Review | "Evil Dead"

It has become somewhat of a trend for modern horror films to try and out-shock each other. From the Saw series to Hostel, it is almost as if filmmakers are trying to one-up each other in the gore department.

It's a shame that, in the process, many have forgotten what it actually means to be scary. Evil Dead is being advertised as "the most terrifying film you will ever experience." And it isn't, not by a longshot. But it might be the most disgusting.

Even that is pushing it. There have been far more disturbing films before - Cannibal Holocaust, A Serbian Film, I Spit on Your Grave, The Human Centipede II, just to name a few. But with the exception of The Human Centipede II, all of those films managed to achieve something that Evil Dead does not - they were truly terrifying. And while they remain controversial even today for their shockingly graphic nature, they have endured because the filmmakers weren't just grossing you out, they were getting under your skin in a way few films ever have.


As someone who wasn't a fan of Sam Raimi's original 1981 cult hit, I wasn't particularly offended by the idea of a remake. The cardinal sin of Evil Dead isn't that it's a remake, it's that ultimately it's pretty dull. The plot is still the same, five twenty somethings comverge on an old cabin out in the woods to stage an intervention for a friend who nearly overdosed on cocaine. Once there, they discover the Book of the Dead in the basement, and after reading it unleash demons who begin to systematically possess and destroy them one by one. Coming on the heels of Cabin in the Woods, Evil Dead seems almost goofy in comparison now, after its cliches have been so thoroughly deconstructed.

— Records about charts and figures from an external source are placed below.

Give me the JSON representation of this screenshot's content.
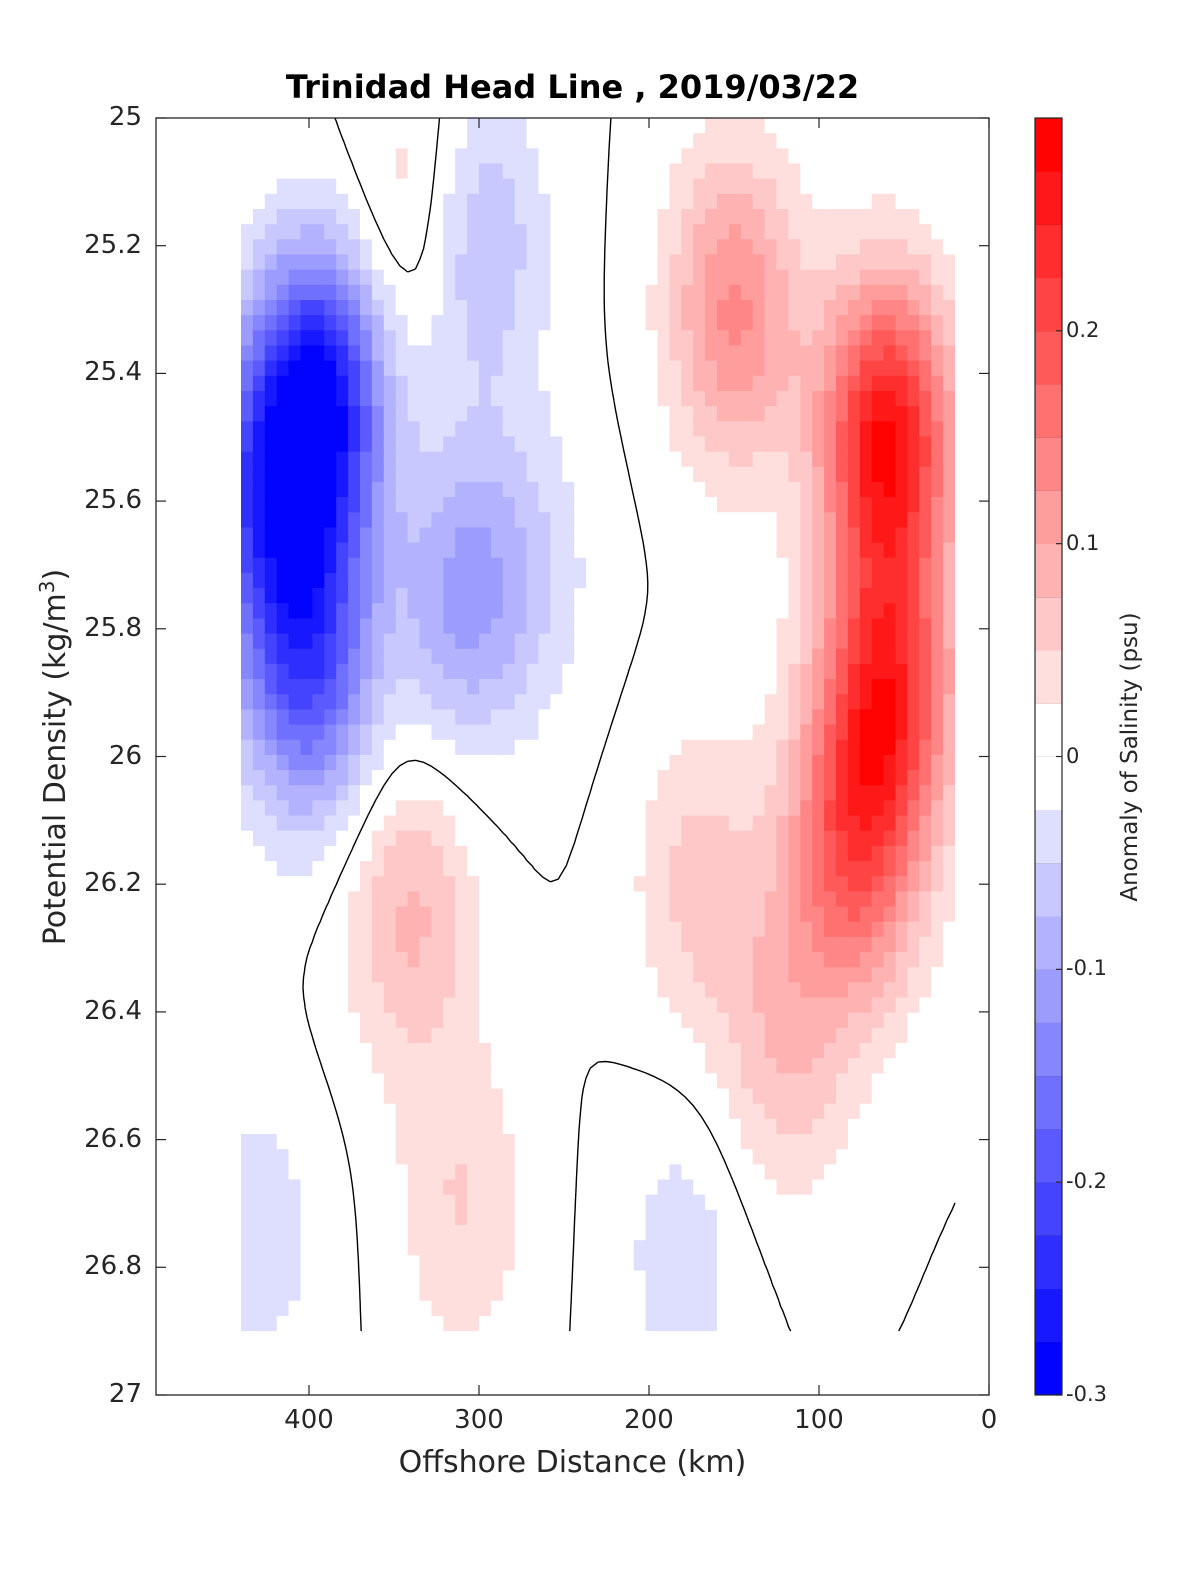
{
  "chart_data": {
    "type": "heatmap",
    "title": "Trinidad Head Line , 2019/03/22",
    "xlabel": "Offshore Distance (km)",
    "ylabel_main": "Potential Density (kg/m",
    "ylabel_sup": "3",
    "ylabel_close": ")",
    "colorbar_label": "Anomaly of Salinity (psu)",
    "x_reversed": true,
    "xlim": [
      490,
      0
    ],
    "ylim": [
      25,
      27
    ],
    "y_reversed": true,
    "x_ticks": [
      "400",
      "300",
      "200",
      "100",
      "0"
    ],
    "y_ticks": [
      "25",
      "25.2",
      "25.4",
      "25.6",
      "25.8",
      "26",
      "26.2",
      "26.4",
      "26.6",
      "26.8",
      "27"
    ],
    "colorbar_range": [
      -0.3,
      0.3
    ],
    "colorbar_ticks": [
      "0.2",
      "0.1",
      "0",
      "-0.1",
      "-0.2",
      "-0.3"
    ],
    "contour_interval": 0.025,
    "zero_contour_color": "#000000",
    "colormap_ends": {
      "low": "#0000ff",
      "mid": "#ffffff",
      "high": "#ff0000"
    },
    "data_x_extent_km": [
      440,
      20
    ],
    "data_y_extent": [
      25,
      26.9
    ],
    "features": [
      {
        "x_km": 395,
        "density": 25.45,
        "anomaly": -0.29
      },
      {
        "x_km": 400,
        "density": 25.85,
        "anomaly": -0.2
      },
      {
        "x_km": 430,
        "density": 25.6,
        "anomaly": -0.15
      },
      {
        "x_km": 340,
        "density": 25.15,
        "anomaly": 0.05
      },
      {
        "x_km": 300,
        "density": 25.2,
        "anomaly": -0.08
      },
      {
        "x_km": 310,
        "density": 25.75,
        "anomaly": -0.1
      },
      {
        "x_km": 270,
        "density": 25.7,
        "anomaly": -0.04
      },
      {
        "x_km": 340,
        "density": 26.25,
        "anomaly": 0.08
      },
      {
        "x_km": 310,
        "density": 26.7,
        "anomaly": 0.05
      },
      {
        "x_km": 150,
        "density": 25.3,
        "anomaly": 0.13
      },
      {
        "x_km": 60,
        "density": 25.5,
        "anomaly": 0.27
      },
      {
        "x_km": 60,
        "density": 25.9,
        "anomaly": 0.22
      },
      {
        "x_km": 80,
        "density": 26.15,
        "anomaly": 0.17
      },
      {
        "x_km": 170,
        "density": 26.2,
        "anomaly": 0.06
      },
      {
        "x_km": 120,
        "density": 26.45,
        "anomaly": 0.07
      },
      {
        "x_km": 430,
        "density": 26.75,
        "anomaly": -0.04
      },
      {
        "x_km": 180,
        "density": 26.78,
        "anomaly": -0.04
      },
      {
        "x_km": 255,
        "density": 26.4,
        "anomaly": 0.0
      },
      {
        "x_km": 175,
        "density": 25.65,
        "anomaly": 0.0
      },
      {
        "x_km": 470,
        "density": 26.25,
        "anomaly": 0.0
      }
    ]
  }
}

And then there's the gore. Evil Dead is absolutely soaked in it, somehow believing that grossing out an audience is the same thing as scaring them. The film is consistently trying to top itself - needles are stabbed through eyeballs, arms are cut off with electric knives, tongues sliced in half, limbs broken and twisted off, but for what purpose? It's as if director Fede Alvarez is standing behind the camera saying "oh you think that's sick? Watch this!" But it lacks the scare factor to back up its brazen display of grotesque imagery. Every "scare" is underlined with an outrageously overwrought music cue, as if Alvarez doesn't trust himself enough to be scare the audience, so he overemphasizes every moment to the point of silliness. Its sadism isn't even backed up by any real teeth like the work of Alexandre Aja, it's just gross rather than horrifying. Throw in some bizarrely offbeat performances that almost seem to be straight out of a horror movie parody, and you have the mess that is Evil Dead. Gore aficionados will certainly find a lot to enjoy here, but if you like a little meat with your blood, you'll find it to be a bit empty. It's not even bad or campy enough to be enjoyable B-grade horror. It's just another bland gore-fest that plays like the reheated remains of far better films that have come before.

GRADE - ★½ (out of four)

EVIL DEAD | Directed by Fede Alvarez | Stars Jane Levy, Shiloh Fernandez, Lou Taylor Pucci, Jessica Lucas, Elizabeth Blackmore | Rated R for strong bloody violence and gore, some sexual content and language | Opens today, 4/5, in theaters nationwide.